0

***
Sementara angin gunung mulai bangkit dari tidur. Tiupannya mengurai kepekatan kabut di kawasan puncak. Rifky jadi lebih leluasa mengamati pijak kaki di jalur pendakian.
Keletihan di tubuh Rifky mencapai puncaknya. Peluh bercucuran, dengus nafasnya serupa mesin kereta di medan tanjakan. Berkali-kali tubuh Rifky terhuyung  tersangkut ranting. Beban tubuh Dita di gendongannya membuat tempo evakuasi melambat. Berkali-kali Rifky beristirahat di tengah perjalanan. Di saat yang demikian, Rifky menurunkan Dita dari gendongan dan disandarkan di pokok pepohonan. Dita kehabisan tenaga. Bahkan untuk menegakkan kepala pun tak sanggup.  Kondisi tragis yang dialami Dita membuat Rifky merasa gagal. Rifky tak mampu berbuat banyak. Yang lebih menghawatirkan lagi, Suhu tubuh Dita kian menurun. Tangannya membeku, wajahnya membeku, kehangatan di tubuh Dita seakan menguap. Merasakan hembusan nafas Dita yang menyentuh kulit lehernya membuat Rifky bersyukur. Ya. Setidaknya Dita masih bertahan menaut kehidupan.

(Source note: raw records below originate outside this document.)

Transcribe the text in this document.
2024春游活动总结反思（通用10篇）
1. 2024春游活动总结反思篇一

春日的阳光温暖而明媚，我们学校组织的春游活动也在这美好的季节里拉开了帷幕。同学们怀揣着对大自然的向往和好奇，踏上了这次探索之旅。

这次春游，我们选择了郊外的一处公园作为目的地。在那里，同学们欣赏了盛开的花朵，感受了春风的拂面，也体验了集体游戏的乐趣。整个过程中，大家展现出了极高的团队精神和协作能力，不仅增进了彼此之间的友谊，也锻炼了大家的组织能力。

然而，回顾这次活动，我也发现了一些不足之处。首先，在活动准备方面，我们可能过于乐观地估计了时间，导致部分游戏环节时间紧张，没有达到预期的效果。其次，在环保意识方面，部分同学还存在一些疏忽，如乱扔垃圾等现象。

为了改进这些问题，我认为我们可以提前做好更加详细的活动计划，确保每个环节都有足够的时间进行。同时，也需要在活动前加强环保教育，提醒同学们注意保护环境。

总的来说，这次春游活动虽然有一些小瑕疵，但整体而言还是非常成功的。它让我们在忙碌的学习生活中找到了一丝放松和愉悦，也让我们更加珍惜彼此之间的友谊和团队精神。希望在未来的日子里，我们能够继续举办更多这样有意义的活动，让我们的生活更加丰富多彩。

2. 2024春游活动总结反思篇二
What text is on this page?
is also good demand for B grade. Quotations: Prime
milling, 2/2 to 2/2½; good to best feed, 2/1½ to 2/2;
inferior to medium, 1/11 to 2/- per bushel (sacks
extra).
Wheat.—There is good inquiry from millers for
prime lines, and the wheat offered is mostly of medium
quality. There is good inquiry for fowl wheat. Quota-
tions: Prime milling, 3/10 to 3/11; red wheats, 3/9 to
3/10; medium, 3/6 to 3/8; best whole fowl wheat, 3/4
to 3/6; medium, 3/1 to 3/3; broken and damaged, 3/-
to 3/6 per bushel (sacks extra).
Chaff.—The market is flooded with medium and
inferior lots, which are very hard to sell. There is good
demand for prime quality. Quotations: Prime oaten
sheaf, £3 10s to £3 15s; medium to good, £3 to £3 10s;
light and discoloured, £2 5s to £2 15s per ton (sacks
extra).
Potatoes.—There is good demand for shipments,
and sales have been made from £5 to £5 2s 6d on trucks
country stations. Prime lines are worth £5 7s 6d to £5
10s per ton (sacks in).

Sementara Rifky terus berpacu melawan waktu. Di saat jalur pendakian lurus dan tak terhalang tumbangan pohon, Rifky melangkah setengah berlari. Namun di saat tumbangan pohon dan runtuhan batu menghadang, Rifky berteriak kesal mencari-cari jalan terobosan menembus blokade medan. Tiba-tiba saja keempat penambang belerang yang tengah beristirahat tersita perhatiannya. Samar-samar mereka mendengar teriakan Rifky.
“suara apa itu, Kang ?”Jarwo yang pertama berkomentar bersijingkat. Polahnya serupa kijang menyadari tanda bahaya.
“apa mungkin kawan-kawan kita ada yang terjebak di atas ?” Jiman memasang telinga. Memperhatikan. Jiman lantas berdiri.
“tidak mungkin, Kang Jiman. Nggak ada kawan-kawan kita yang bergerak ke atas. Aku yakin itu,” sahut Narto.         
“tapi telingaku jelas-jelas mendengar lolong teriakan. Apa kalian mendengar juga ?”
“Iya, Kang !”, “betul”, “aku juga mendengarnya. Malahan jelas sekali,” Narto Jarwo dan Parmin menjawab permintaan konfirmasi Jiman. Mereka bertiga kemudian berdiri dengan sikap menyelidik memasang telinga. Mencari asal suara.
“hmmm .. berati telingaku tidak salah,” Jiman manggut-manggut. “
kalau begitu kita harus cepat-cepat ke atas. Ada yang butuh pertolongan. Aku yakin suara itu suara manusia,” lanjut Jiman, menyarungkan parang.
“aku  .. aku .. punya firasat buruk, Kang Jiman. Firasatku tak enak,” Parmin ragu,
“sudahlah, simpan dulu firasatmu, Min ! aku yakin semuanya pasti baik-baik saja,” Narto balas menimpal.

Tanpa berpikir panjang, keempat penambang belerang itu menerobos jalan setapak yang terisolir. Tumbangan-tumbangan pohon mereka biarkan melintang. Mereka lebih memilih merunduk, atau melompati rintangan dari pada menyingkirkannya.